Italia e referendum, dopo la vittoria del no in mano a una strana quanto pericolosa alleanza fra Sinistra Dem e Movimento 5 stelle: Renzi out, reddito, scie chimiche e sirene in, ecco il folle sogno di mezza estate di Bersani, nella analisi di Giuseppe Turani, pubblicata anche su Uomini & Business.
In queste settimane vecchi leoni e giovani arrembanti della sinistra dem sono impegnati nella battaglia dello loro vita e sono abbastanza comici. Si stanno impegnando con tutte le loro forze (residuali, nel caso dei vecchi leoni) per darsi la zappa sui piedi. Nella vita reale chi fa così viene affidato di solito alle cure di qualche bravo terapista, ma la politica gode di extra-territorialità da tutto e quindi loro vanno avanti, indisturbati.
Che cosa voglia la minoranza dem (Bersani e tutta la sua corte, con D’Alema che fa il padre nobile, la testa fina) è abbastanza chiaro: rivogliono il potere che Renzi ha soffiato loro. Per riuscirci hanno due strade. La prima consiste nel trattare con Renzi sulla legge elettorale in cambio di un sì alla legge di riforma costituzionale. Una mossa che è un puro e semplice ricatto: o la riforma è buona, e allora la si vota, oppure no, e allora non la si vota (anche se l’hanno già votata sei volte fra Camera e Senato). La legge elettorale è un’altra cosa, e viene dopo. Ma questa, il ricatto, è la strada che la minoranza dem ha imboccato.

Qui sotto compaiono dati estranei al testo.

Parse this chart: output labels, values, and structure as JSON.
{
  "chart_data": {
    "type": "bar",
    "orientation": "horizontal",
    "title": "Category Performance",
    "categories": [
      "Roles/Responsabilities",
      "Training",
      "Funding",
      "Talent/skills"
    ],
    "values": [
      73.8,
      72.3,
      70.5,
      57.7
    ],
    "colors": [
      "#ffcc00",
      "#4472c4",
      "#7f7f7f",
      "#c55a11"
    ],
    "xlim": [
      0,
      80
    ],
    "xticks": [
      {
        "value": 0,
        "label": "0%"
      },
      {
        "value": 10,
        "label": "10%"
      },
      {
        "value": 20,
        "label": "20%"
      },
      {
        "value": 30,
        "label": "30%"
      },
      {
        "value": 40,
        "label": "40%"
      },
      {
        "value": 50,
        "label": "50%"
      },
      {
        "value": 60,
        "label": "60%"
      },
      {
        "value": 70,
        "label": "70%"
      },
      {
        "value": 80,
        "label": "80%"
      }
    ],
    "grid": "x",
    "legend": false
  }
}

Insieme a un’altra. Nella quasi certezza che la trattativa non andrà a buon fine e che, anche in caso di successo, non comporterà per loro poltrone di ministro o posti strategici nel partito, vanno avanti con l’idea di votare davvero No al referendum in modo da far perdere Renzi, mandarlo a casa e andare a nuove elezioni.
Nuove elezioni, a quel punto anche per il Senato (con una legge che oggi non c’è, ma che sarà di tipo proporzionale). Bene. E’ probabile che già in questa fase, le elezioni, la minoranza dem venga ridota a pochi deputati, a una mera testimonianza, visto che il partito (e le liste) sono comunque in mano a Renzi, e che certo lui avrà voglia di regolare i conti.

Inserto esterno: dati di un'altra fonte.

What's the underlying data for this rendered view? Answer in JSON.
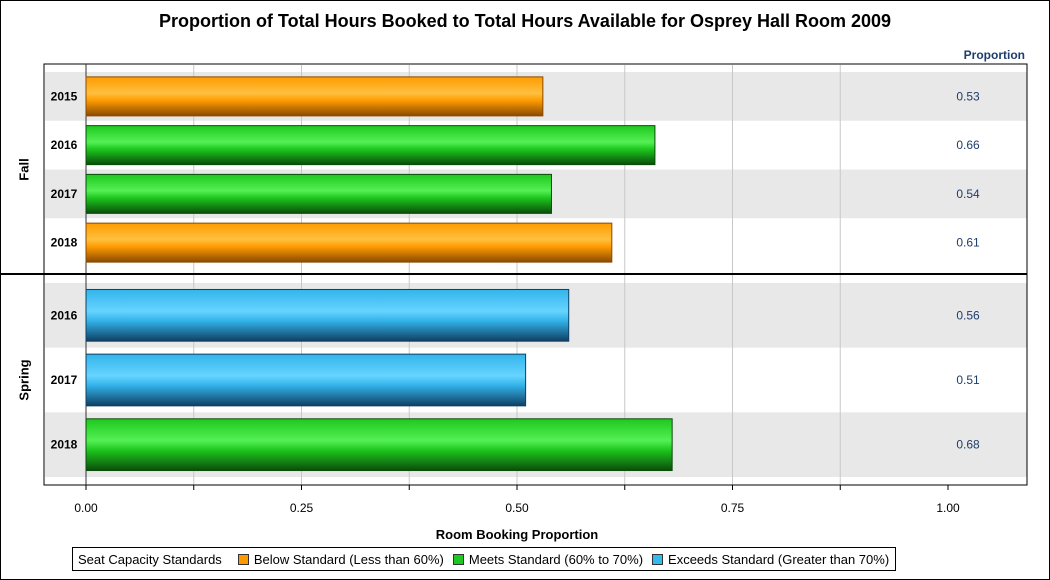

Ma pazienza. Facciamo l’ipotesi che vinca il No. Si va a elezioni. Alla Camera probabilmente vincono i grillini (se non sono già esplosi). E al Senato? Non vince nessuno, con il sistema proporzionale. Ma avendo bocciato la riforma, per varare un Governo servono sia la fiducia della Camera che quella del Senato: nessun governo è quindi possibile.
A meno che non ci sia una novità clamorosa: i grillini potrebbero essere d’accordo, pur di arraffare qualche potere, a trattare questa volta. E la loro “purezza”? Niente paura. La politica italiana consente varie opzioni. Possono dare una fiducia tecnica (per impedire lo stallo del Paese) e infilare nel governo due o tre “amici” indipendenti, da sostituire più avanti con Dibba e Di Maio. Oppure potrebbero entrare in un governo Bersani a vele spiegate (pensa il vecchio segretario, ovvio loro interlocutore) ponendo qualche ipoteca pesante e qualificante sul programma (reddito di cittadinanza, riduzione stipendio deputati, no ai termovalorizzatori, ecc.).
Perché i grillini potrebbero fare questo? Perché convinti che da soli al potere non arriveranno mai (soprattutto senza abolizione del senato) e perché il potere piace. Grillo non può aspirarvi per i suoi trascorsi giudiziari, ma tutti gli altri aspirano fortemente. E quindi sarebbero anche pronti a scaricare il loro guru e a correre verso un Governo qualsiasi.
Questo pensa, da vecchio cinico della politica, lo sfortunato Pierluigi Bersani. Questa è la sua ultima grande occasione, l’ultimo treno. Ne verrebbe fuori il governo peggiore di tutti i tempi, tenuto al guinzaglio dalla Casaleggio s.r.l. o comunque da quella gabbia di matti del direttorio a cinque stelle (scie chimiche e sirene).
E’ un disegno di dementi? Sì. Però, se ci pensate bene, è l’unica prospettiva per la sinistra dem sulla linea del No. A parte l’ingovernabilità perenne del Paese e quindi l’arrivo della troika, che forse già soggiorna a Vipiteno con le borse piene di succulenti dossier sulla realtà italiana.